歩く、立つ、座るといった日常動作の中で常に働いているため、本来はしなやかに動いてほしい部分ですが、同じ姿勢が続いたり、片側に重心をかける癖があると、このあたりの筋肉は徐々に硬くなっていきます。
特に座っている時間が長い人は、お尻の筋肉が圧迫されたまま動かされない状態が続くため、表面ではなく“奥のほう”にこわばりが溜まりやすくなります。その結果、股関節の動きが小さくなり、その代わりに腰が頑張って動こうとすることで、腰の重だるさや違和感につながっていきます。
腰痛の予防・軽減につながる理由
今回のストレッチは股関節を外側へ開き、お尻の深い部分をじんわりと伸ばしていく動きです。
普段あまり伸ばすことのない股関節外側の筋肉にゆっくりと圧と伸びが加わり、奥にある緊張が少しずつほどけていきます。さらに背筋を軽く伸ばした状態から上半身を前に倒していくと、体重が自然にお尻に乗り、無理なく深い部分にアプローチしやすくなります。
ここで大切なのは、無理に倒れることではなく、呼吸を続けながらじんわりと“奥が広がる感覚”を待つことです。お尻のインナーマッスルがゆるんでくると股関節の動きがスムーズになり、腰が代わりに頑張る必要がなくなるため、結果的に腰の負担軽減につながっていきます。
股関節の柔軟性が上がると体はどう変わる?
股関節の外側がゆるんでくると、これまで引っかかるように感じていた動きが軽くなり、脚の動き出しや方向転換が自然に行えるようになります。それと同時に、骨盤まわりのバランスも整いやすくなり、立っているときや座っているときの安定感が変わってきます。

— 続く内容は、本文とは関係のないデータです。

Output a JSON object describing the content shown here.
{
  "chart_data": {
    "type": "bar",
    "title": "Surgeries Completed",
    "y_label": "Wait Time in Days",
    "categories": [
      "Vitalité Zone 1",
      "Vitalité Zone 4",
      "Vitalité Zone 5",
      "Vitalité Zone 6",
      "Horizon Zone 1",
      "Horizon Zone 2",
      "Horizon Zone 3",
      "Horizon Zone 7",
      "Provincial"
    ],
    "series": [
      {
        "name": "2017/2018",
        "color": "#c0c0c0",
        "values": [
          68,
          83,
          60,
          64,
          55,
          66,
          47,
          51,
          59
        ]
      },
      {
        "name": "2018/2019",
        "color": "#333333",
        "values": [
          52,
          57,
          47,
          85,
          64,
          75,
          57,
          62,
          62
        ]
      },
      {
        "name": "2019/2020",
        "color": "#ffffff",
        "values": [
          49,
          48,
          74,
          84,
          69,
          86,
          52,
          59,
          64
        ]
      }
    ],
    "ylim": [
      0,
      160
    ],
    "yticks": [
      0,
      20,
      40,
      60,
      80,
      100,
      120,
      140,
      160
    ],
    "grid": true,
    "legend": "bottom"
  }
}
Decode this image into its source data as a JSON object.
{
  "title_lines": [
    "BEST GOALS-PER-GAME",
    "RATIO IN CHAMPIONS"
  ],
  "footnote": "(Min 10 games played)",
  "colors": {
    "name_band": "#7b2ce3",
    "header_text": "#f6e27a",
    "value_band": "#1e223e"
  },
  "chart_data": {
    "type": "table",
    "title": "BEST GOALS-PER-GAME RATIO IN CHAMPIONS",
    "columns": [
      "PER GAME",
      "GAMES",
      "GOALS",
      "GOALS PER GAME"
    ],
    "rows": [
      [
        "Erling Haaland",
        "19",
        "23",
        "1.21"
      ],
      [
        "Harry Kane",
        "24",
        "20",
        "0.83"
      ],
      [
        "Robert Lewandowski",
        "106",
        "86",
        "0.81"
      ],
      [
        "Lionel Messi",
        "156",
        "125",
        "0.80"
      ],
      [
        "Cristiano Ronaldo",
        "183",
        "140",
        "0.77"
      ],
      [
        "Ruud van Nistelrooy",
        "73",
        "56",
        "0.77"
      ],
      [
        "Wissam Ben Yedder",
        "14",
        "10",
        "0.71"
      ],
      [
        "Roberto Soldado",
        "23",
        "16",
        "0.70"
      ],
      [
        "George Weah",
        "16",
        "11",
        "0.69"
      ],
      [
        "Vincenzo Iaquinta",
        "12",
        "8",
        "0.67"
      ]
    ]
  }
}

また、このストレッチは左右差にも気づきやすく、片側だけ硬さを感じる場合は日常の使い方の偏りを知るきっかけにもなります。この差に気づきながら丁寧に伸ばしていくことで、股関節の可動域が広がるだけでなく、体全体の動きやすさにもつながっていきます。
ストレッチのやり方
1) 両膝を立てた足幅の広い状態で座ります。両膝を右側へ倒し、右の股関節の真正面に右膝がくるようにセットして、左の外くるぶしを右膝の内側へ乗せます。
この時くるぶしが膝に当たって痛い場合はタオルなどを噛ませて頂いても構いません。なるべく両脚の脛が平行になるようにして、両踵を押し出し、足首を90度曲げます。
2) 背骨を長く伸ばし、なるべく腰が丸まらないようにしながら上半身を前に傾けます。お尻の外側、股関節外側が伸びるのを感じながら30秒-1分程度キープしましょう。反対の脚も同様に行います。